My chief concern among the cons of high-stakes testing is the use of the same test each year. It is certainly less expensive to reuse a test, but getting by on the cheap will not improve the quality of education or meet the full intentions of NCLB. Certain techniques can be used that equate old forms and new forms of a test so that scores among the different test forms are comparable. When tests are reused each year, test score gains may not be a result of actual gains in student learning. Many other factors not due to an increase in school effectiveness -- such as teaching to the test, narrowing the curriculum, coaching, and cheating -- may produce apparent test score gains.
Tests in and of themselves do not improve the quality of education; teachers do. Unless testing programs are coupled with comprehensive strategies for disaggregating and interpreting data and implementing curricular and instructional approaches to school improvement, it is unlikely anything will change. It would be like repeatedly taking the temperature of a sick baby and then not treating the baby's illness.
EW: What are the most important factors in improving student achievement?
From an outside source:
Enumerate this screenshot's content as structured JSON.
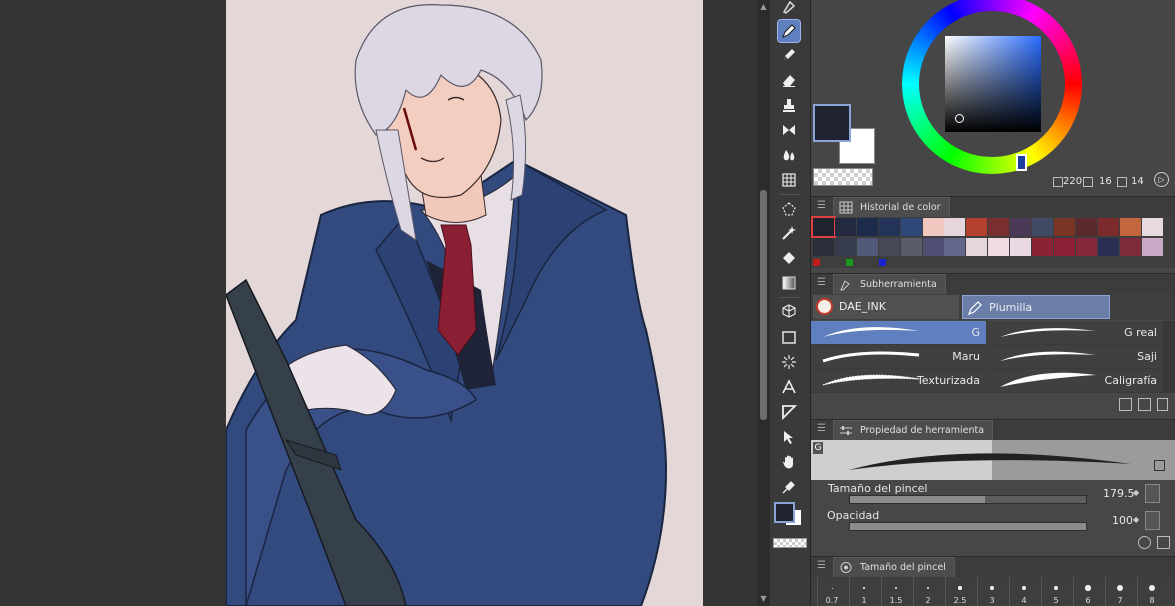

Doran: Schools and districts must create a coherent educational environment in which all educators are committed to high-quality professional development, allocate resources focused on improving instruction, use and interpret educational data in appropriate ways, and involve parents and the community in all facets of schooling. Additionally, I would add that strong leadership, and governance models that focus on strategic planning, accountability, and the decentralization of decision making are critical factors. The school's key stakeholders, including parents, teachers, and the school principal, should have the authority to make important decisions about the school and its programs. Granting more autonomy in exchange for greater accountability and results permits schools to be innovative and to focus on the primary purpose of schooling -- teaching and learning.